It is often very easy for someone who doesn’t care about or fully understand the liabilities and training maintenance issues associated with a K9 unit to arbitrarily cancel training or cut back the hours. The “national standard” recommends that each K9 team conduct 16 hours of training minimally per month.
“It’s busy – we can’t afford to let the K9 team go train.” If you’ve done any mathematical calculations on recent K9-related lawsuits compared to training hours, you will quickly realize you can’t afford NOT to let your K9 teams train regularly to potentially avoid trouble. And, many of these supervisors cancelling training do so without fear or thought given to the consequences should a bad incident occur and a claim or lawsuit follows – there is generally a lack of accountability. “It’s busy” is one of the classic (and least supportable) reasons used by many to avoid training or cancel it – and it’s clearly an invitation for trouble.

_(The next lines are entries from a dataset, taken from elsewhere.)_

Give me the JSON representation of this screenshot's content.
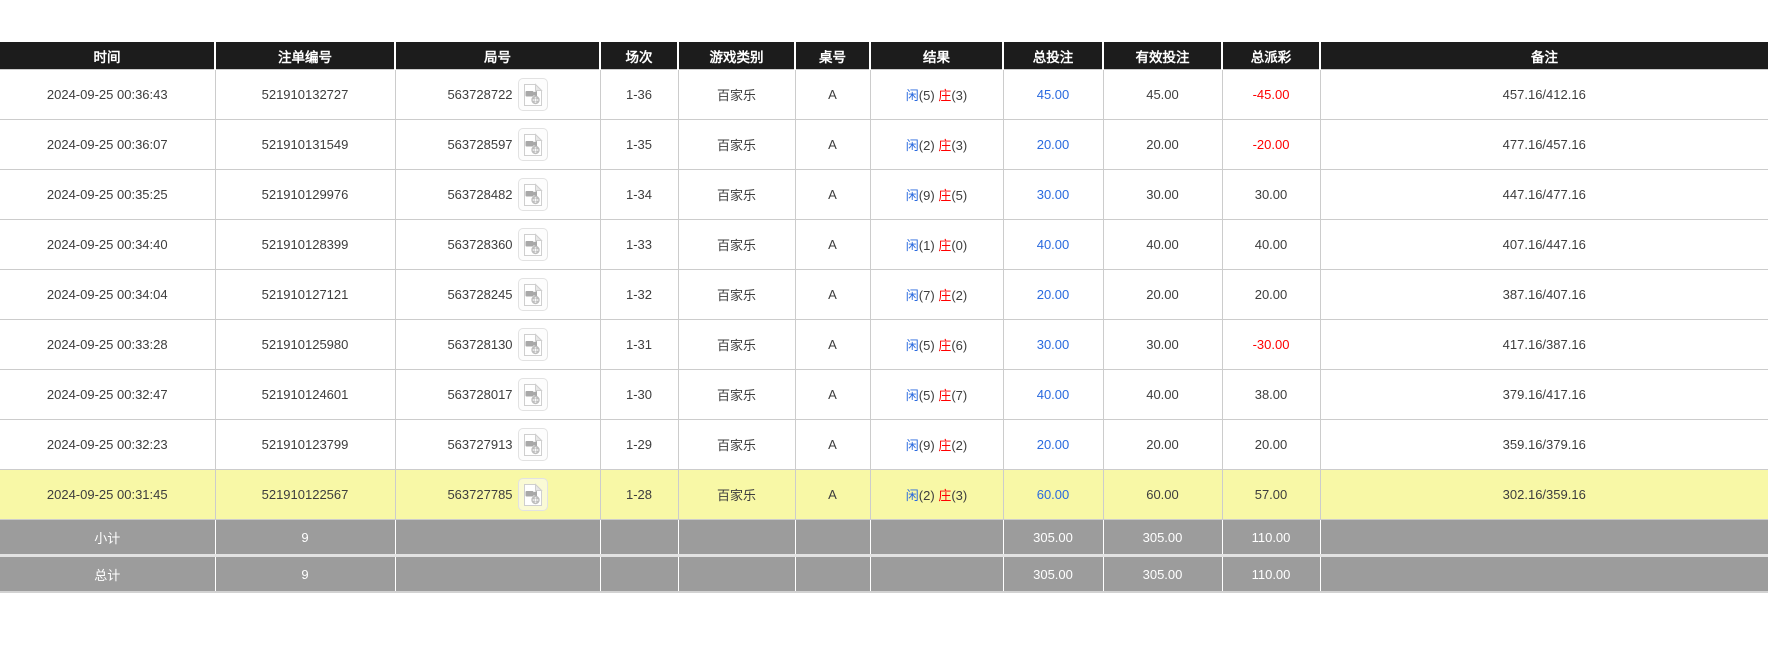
{
  "table": {
    "headers": [
      "时间",
      "注单编号",
      "局号",
      "场次",
      "游戏类别",
      "桌号",
      "结果",
      "总投注",
      "有效投注",
      "总派彩",
      "备注"
    ],
    "rows": [
      {
        "time": "2024-09-25 00:36:43",
        "bet_id": "521910132727",
        "round_id": "563728722",
        "session": "1-36",
        "game_type": "百家乐",
        "table_no": "A",
        "result": {
          "player": "闲",
          "player_pts": "(5)",
          "banker": "庄",
          "banker_pts": "(3)"
        },
        "total_bet": "45.00",
        "valid_bet": "45.00",
        "total_payout": "-45.00",
        "remark": "457.16/412.16",
        "highlight": false
      },
      {
        "time": "2024-09-25 00:36:07",
        "bet_id": "521910131549",
        "round_id": "563728597",
        "session": "1-35",
        "game_type": "百家乐",
        "table_no": "A",
        "result": {
          "player": "闲",
          "player_pts": "(2)",
          "banker": "庄",
          "banker_pts": "(3)"
        },
        "total_bet": "20.00",
        "valid_bet": "20.00",
        "total_payout": "-20.00",
        "remark": "477.16/457.16",
        "highlight": false
      },
      {
        "time": "2024-09-25 00:35:25",
        "bet_id": "521910129976",
        "round_id": "563728482",
        "session": "1-34",
        "game_type": "百家乐",
        "table_no": "A",
        "result": {
          "player": "闲",
          "player_pts": "(9)",
          "banker": "庄",
          "banker_pts": "(5)"
        },
        "total_bet": "30.00",
        "valid_bet": "30.00",
        "total_payout": "30.00",
        "remark": "447.16/477.16",
        "highlight": false
      },
      {
        "time": "2024-09-25 00:34:40",
        "bet_id": "521910128399",
        "round_id": "563728360",
        "session": "1-33",
        "game_type": "百家乐",
        "table_no": "A",
        "result": {
          "player": "闲",
          "player_pts": "(1)",
          "banker": "庄",
          "banker_pts": "(0)"
        },
        "total_bet": "40.00",
        "valid_bet": "40.00",
        "total_payout": "40.00",
        "remark": "407.16/447.16",
        "highlight": false
      },
      {
        "time": "2024-09-25 00:34:04",
        "bet_id": "521910127121",
        "round_id": "563728245",
        "session": "1-32",
        "game_type": "百家乐",
        "table_no": "A",
        "result": {
          "player": "闲",
          "player_pts": "(7)",
          "banker": "庄",
          "banker_pts": "(2)"
        },
        "total_bet": "20.00",
        "valid_bet": "20.00",
        "total_payout": "20.00",
        "remark": "387.16/407.16",
        "highlight": false
      },
      {
        "time": "2024-09-25 00:33:28",
        "bet_id": "521910125980",
        "round_id": "563728130",
        "session": "1-31",
        "game_type": "百家乐",
        "table_no": "A",
        "result": {
          "player": "闲",
          "player_pts": "(5)",
          "banker": "庄",
          "banker_pts": "(6)"
        },
        "total_bet": "30.00",
        "valid_bet": "30.00",
        "total_payout": "-30.00",
        "remark": "417.16/387.16",
        "highlight": false
      },
      {
        "time": "2024-09-25 00:32:47",
        "bet_id": "521910124601",
        "round_id": "563728017",
        "session": "1-30",
        "game_type": "百家乐",
        "table_no": "A",
        "result": {
          "player": "闲",
          "player_pts": "(5)",
          "banker": "庄",
          "banker_pts": "(7)"
        },
        "total_bet": "40.00",
        "valid_bet": "40.00",
        "total_payout": "38.00",
        "remark": "379.16/417.16",
        "highlight": false
      },
      {
        "time": "2024-09-25 00:32:23",
        "bet_id": "521910123799",
        "round_id": "563727913",
        "session": "1-29",
        "game_type": "百家乐",
        "table_no": "A",
        "result": {
          "player": "闲",
          "player_pts": "(9)",
          "banker": "庄",
          "banker_pts": "(2)"
        },
        "total_bet": "20.00",
        "valid_bet": "20.00",
        "total_payout": "20.00",
        "remark": "359.16/379.16",
        "highlight": false
      },
      {
        "time": "2024-09-25 00:31:45",
        "bet_id": "521910122567",
        "round_id": "563727785",
        "session": "1-28",
        "game_type": "百家乐",
        "table_no": "A",
        "result": {
          "player": "闲",
          "player_pts": "(2)",
          "banker": "庄",
          "banker_pts": "(3)"
        },
        "total_bet": "60.00",
        "valid_bet": "60.00",
        "total_payout": "57.00",
        "remark": "302.16/359.16",
        "highlight": true
      }
    ],
    "summary_rows": [
      {
        "label": "小计",
        "count": "9",
        "total_bet": "305.00",
        "valid_bet": "305.00",
        "total_payout": "110.00"
      },
      {
        "label": "总计",
        "count": "9",
        "total_bet": "305.00",
        "valid_bet": "305.00",
        "total_payout": "110.00"
      }
    ],
    "icons": {
      "round_video_icon": "video-file-icon"
    }
  },
  "colors": {
    "header_bg": "#1c1c1c",
    "highlight_row_bg": "#f8f8a6",
    "summary_row_bg": "#9c9c9c",
    "player_blue": "#2a6adf",
    "banker_red": "#ff0000",
    "negative_red": "#ff0000"
  }
}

I understand that training may need to be cancelled on occasion. When training is cancelled, and there is no rescheduling, a memorandum or some documentation should be required from the supervisor or administrator doing so and placed into a handler’s training file because “it’s busy” or other excuse simply may not be helpful down the road to explain the situation in front of a jury.
If documentation to cancel is not required from a supervisor, I would be documenting it on my own starting with something like “On this date and time, Supervisor X notified me that he was cancelling my [regularly scheduled] maintenance K9 training…” with the reason provided why the training was cancelled and any other relevant circumstances – and this could also be documented within an email to the K9 supervisor or K9 Commander if another person is responsible for the cancellation. If the K9 supervisor cancels training and does not allow for rescheduling, I recommend documentation as suggested on a training log or other suitable form so that it goes into the training file and will be discoverable later if needed.
Every training day or time of regularly scheduled training should have an official training form or log that records the training that occurred or contains a notice within that form indicating training did not occur (or had limited hours than normally scheduled) so there are no “blanks” in your training files. The reasons you might not train; vacation, IOD, sick day, court, staffing issues, calls for service, etc.
Your training hours and required maintenance training schedule should be memorialized within your K9 policy or in the K9 Unit Operational Manual so that violations can be appropriately addressed if necessary. As you well know or may have experienced, schedules or “required training” is more difficult to circumvent or cancel if written or mandated within a policy.
“Budget problems” used as a reason to cancel training? Many years ago, Attorney Martin J. Mayer sent a client memo to police chiefs and sheriffs in California addressing the obligation to provide training to law enforcement officers even when there is a cut back to training funds;
“The duty to train officers is unaffected by reimbursement sources. The lack of funding from outside sources does not, in any way, relieve a department of its obligation to train its officers. The decision to eliminate training programs or reduce the amount of training, based upon the lack of reimbursement sources, would most likely be viewed, by a court, as deliberate indifference to the rights of others.”
If you’d like to do a little further research on your own about the topic, I recommend you review the following two cases minimally; City of Canton v. Harris, 489 US 378 109 S. Ct. 1197, 103 L Ed 2d 412 (1989), and Campbell v. City of Springboro, Ohio, 788 F.Supp.2d 637 (2011), United States District Court, S.D. Ohio, Western Division.
There are legitimate reasons we are required to train regularly and performance can deteriorate and potentially suffer when it does not occur. Failure to do so creates liability. When training is cancelled, the person doing so usually does not think ahead of potential consequences and does not envision themselves later on the witness stand trying to explain the reason training was cancelled and not rescheduled. If that forecasting happened more often as part of the analysis prior to taking action, they would probably not cancel training (as often) and trouble could be avoided.
Take care, be safe and try to work as a team to avoid cancelling training….
Bill Lewis II
This “reason” was originally shared on October 28, 2015.
“Trouble” isn’t always related to incidents or predicaments that directly result in lawsuits, claims or discipline. Often times, our actions or inactions that are missed, deliberately overlooked or downplayed may lead to nothing or can later lead to mistakes or bad incidents with minimal to serious repercussions. A reason we get in trouble can be minor or simple at first glance – or even serious – but a combination of these factors can often have disastrous consequences.
These “reasons” are provided periodically as a collection in-progress based on actual incidents and real attitudes as well as feedback received at HITS, the CNCA Training Institute, and the “Canine Liability 360” classes. As Gordon Graham says, “We haven’t found new ways to get in trouble.” So, as the list progresses, you may or may not read something familiar to you that you have personally experienced or seen others encounter. If you encountered or heard about it, did you learn from it?